Authors:A. Zsolnai, R. Szántó-Egész, E. Ferencz-Elblinger, A. Dang Huu, A. Jánosi, E. Koppányné Szabó and I. Anton
We used an alternative approach, loop-mediated isothermal amplification, to detect Mangalitza component in food products, and it has been compared to an established Recombinase Polymerase Amplification test. The correlation between the assays was significant (P<0.01). Linear determination coefficient between the assays was 0.993 and level of diagnostic agreement was high (Kappa=0.971).
Previously, a real-time PCR method based on TaqMan probe was developed (Szántó-Egész et al., 2013) for detection of Mangalitza meat in food products, using a Mangalitza specific sequence. Other Mangalitza specific sequences suitable for the same purpose are also in use (V. Stéger, personal communication).

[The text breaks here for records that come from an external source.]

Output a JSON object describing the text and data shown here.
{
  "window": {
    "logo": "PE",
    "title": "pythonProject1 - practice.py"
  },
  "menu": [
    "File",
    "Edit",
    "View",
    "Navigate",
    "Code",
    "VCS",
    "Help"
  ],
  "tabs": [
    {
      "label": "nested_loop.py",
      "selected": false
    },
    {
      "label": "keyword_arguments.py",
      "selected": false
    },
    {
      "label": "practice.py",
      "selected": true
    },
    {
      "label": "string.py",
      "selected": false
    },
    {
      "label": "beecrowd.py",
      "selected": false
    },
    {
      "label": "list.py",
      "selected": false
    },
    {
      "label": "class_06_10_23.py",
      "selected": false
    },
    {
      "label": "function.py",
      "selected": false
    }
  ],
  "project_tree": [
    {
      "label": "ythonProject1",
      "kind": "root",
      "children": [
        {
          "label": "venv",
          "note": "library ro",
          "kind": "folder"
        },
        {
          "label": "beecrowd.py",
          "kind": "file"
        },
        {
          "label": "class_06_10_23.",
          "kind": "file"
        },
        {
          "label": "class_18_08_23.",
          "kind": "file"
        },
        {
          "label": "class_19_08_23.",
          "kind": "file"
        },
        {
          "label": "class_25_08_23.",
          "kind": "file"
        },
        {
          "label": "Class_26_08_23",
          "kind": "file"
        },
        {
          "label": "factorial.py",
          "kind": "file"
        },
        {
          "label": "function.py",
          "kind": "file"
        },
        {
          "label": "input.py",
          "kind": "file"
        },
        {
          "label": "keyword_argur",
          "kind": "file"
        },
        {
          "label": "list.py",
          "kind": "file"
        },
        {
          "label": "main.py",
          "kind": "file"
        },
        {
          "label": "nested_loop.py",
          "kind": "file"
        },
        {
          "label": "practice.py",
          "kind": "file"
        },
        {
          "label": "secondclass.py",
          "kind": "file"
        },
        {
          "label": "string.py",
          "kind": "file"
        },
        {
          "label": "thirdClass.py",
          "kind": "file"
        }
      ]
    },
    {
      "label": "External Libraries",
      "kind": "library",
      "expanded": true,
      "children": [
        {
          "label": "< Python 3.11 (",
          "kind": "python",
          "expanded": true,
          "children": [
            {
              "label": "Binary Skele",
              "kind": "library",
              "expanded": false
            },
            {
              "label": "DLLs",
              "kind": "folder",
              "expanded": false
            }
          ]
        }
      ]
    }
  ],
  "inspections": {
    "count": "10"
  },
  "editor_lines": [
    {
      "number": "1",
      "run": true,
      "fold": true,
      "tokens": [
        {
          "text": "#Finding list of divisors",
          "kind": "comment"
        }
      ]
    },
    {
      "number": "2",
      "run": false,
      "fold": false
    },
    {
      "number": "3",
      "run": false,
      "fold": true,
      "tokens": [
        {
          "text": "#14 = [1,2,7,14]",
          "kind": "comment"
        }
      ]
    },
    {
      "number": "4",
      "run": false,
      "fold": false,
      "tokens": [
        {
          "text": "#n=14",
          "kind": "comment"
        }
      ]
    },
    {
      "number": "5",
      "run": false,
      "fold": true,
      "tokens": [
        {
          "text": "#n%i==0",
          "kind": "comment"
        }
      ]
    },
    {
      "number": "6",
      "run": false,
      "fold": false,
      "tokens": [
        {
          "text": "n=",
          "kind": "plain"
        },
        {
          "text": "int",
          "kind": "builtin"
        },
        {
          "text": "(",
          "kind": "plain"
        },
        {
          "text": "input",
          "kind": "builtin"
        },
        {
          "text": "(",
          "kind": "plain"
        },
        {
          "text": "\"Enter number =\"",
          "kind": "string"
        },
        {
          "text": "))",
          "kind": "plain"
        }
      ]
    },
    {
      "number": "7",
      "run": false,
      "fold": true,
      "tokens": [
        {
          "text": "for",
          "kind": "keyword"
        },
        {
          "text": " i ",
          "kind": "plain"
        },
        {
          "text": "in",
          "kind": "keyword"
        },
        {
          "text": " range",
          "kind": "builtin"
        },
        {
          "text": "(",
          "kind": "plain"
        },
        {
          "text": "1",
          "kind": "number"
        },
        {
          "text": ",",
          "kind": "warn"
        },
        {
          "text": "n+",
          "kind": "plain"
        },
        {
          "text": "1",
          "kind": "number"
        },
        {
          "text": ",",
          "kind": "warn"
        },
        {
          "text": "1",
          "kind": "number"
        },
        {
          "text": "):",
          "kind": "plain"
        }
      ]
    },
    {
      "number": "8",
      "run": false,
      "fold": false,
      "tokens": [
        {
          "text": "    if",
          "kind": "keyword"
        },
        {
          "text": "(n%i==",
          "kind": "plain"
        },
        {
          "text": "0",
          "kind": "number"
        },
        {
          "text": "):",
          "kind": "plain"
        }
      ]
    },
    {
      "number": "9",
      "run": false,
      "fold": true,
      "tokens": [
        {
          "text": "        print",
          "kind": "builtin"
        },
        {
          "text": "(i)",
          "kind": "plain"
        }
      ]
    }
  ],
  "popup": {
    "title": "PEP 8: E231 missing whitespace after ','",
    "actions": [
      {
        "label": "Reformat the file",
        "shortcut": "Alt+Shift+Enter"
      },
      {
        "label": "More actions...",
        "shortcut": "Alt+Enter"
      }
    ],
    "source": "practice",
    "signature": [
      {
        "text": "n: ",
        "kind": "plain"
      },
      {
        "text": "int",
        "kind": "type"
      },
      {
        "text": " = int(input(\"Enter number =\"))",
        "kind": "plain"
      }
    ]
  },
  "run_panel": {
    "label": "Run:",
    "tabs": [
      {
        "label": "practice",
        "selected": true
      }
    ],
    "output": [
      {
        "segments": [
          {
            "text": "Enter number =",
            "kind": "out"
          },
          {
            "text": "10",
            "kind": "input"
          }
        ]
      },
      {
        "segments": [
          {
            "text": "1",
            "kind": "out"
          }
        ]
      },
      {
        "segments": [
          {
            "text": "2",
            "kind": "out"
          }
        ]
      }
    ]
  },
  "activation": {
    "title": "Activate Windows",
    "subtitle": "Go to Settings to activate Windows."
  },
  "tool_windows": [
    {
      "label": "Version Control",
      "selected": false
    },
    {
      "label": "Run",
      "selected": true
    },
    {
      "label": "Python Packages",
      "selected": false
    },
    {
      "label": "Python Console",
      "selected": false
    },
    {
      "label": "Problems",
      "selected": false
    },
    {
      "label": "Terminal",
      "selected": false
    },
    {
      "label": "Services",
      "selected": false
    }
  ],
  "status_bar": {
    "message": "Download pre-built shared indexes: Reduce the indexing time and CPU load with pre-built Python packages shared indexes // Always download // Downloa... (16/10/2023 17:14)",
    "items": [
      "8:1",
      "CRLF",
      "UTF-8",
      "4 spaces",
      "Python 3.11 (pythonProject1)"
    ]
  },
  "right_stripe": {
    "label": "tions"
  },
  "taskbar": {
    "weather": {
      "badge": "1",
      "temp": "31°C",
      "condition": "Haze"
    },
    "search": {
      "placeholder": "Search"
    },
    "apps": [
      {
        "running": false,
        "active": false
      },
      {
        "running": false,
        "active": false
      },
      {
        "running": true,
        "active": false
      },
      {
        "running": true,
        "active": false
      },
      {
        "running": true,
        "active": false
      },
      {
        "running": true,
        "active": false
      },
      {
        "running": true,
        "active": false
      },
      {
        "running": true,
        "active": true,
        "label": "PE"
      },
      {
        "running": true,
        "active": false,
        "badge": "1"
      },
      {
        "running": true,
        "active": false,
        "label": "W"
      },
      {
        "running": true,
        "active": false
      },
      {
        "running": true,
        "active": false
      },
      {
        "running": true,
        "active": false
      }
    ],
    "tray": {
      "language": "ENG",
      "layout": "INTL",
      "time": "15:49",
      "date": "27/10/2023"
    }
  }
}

Approaches like real-time monitoring of accumulation of the specific DNA product usually require specialised laboratory equipment. For Mangalitza detection, portable Recombinase Polymerase Amplification (RPA) approach has been developed (Szántó-Egész et al., 2016), which requires a device capable of maintaining 39 °C and a lateral flow strip with easy yes/no indication of the successful amplification.
We wanted to develop another fast, non-PCR based test with minimal laboratory requirement to provide a third possibility to detect Mangalitza component in food.